27 February 2017

Securing the RDA Website

On Wednesday, March 1, the RDA website will change to serving all content and services over secure HTTP. The are multiple benefits to doing this and if you want to learn more, do a web search for "HTTP Everywhere" or "Securing the Web", for example.

For most users, this change will be barely noticeable. When you request an insecure URL (e.g. - http://rda.ucar.edu), your browser will receive a redirect message, and then the browser will initiate a new connection over HTTPS. You will see a padlock in the URL bar and the URL will begin with https, but otherwise all content will be the same and all services will perform as they currently do.

The RDA web server will also enable HTTP Strict Transport Security (HSTS) by sending an HSTS header message that tells your browser to only connect over secure HTTP in the future. If you have an HSTS-aware browser, then even if you type http://rda.ucar.edu into the URL bar, the browser will convert it to https://rda.ucar.edu for you before initiating the connection.

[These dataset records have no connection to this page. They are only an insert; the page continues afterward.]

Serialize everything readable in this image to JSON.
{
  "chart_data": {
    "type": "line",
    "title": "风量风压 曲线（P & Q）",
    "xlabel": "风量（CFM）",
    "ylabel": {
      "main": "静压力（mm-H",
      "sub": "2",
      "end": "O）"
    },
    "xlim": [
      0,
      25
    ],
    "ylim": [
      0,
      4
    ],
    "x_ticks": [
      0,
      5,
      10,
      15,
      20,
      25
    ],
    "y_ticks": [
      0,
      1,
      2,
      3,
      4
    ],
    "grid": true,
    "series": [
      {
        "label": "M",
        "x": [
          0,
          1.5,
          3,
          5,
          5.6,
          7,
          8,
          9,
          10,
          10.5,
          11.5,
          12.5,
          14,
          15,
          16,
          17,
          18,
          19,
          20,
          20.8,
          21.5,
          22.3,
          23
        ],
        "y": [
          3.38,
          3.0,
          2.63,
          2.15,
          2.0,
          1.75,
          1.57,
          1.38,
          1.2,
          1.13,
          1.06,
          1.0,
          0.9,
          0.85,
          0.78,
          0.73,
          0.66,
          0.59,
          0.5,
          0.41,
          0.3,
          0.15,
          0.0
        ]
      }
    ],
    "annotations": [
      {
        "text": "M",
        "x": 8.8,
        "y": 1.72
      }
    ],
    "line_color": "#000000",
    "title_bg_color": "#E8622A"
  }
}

The main impact will be to users who are downloading data files via scripts that use curl. We have found that curl does not automatically follow a redirect - that will only happen if the "-L" flag is included with the curl command. Without the "-L" flag, users requesting a data file over http will receive a file that doesn't actually contain data - it will contain HTML that explains that the file has moved permanently. For curl scripts generated by the RDA server, we will begin including the "-L" flag as well as writing URLs beginning with https. If you have an older script generated by our server, or you have written your own script using curl, you will need to make the change yourself. We have found that wget (at least newer versions of it) will automatically follow the redirect.

If you run into any trouble after the change-over, please let us know right away at rdahelp@ucar.edu.

UPDATE (Mar 15): We discovered another issue - POST requests, even if the client follows the redirect, will not work because they get resubmitted as GET requests. This issue will affect both curl and wget. You will need to change URLs to https to get around this problem.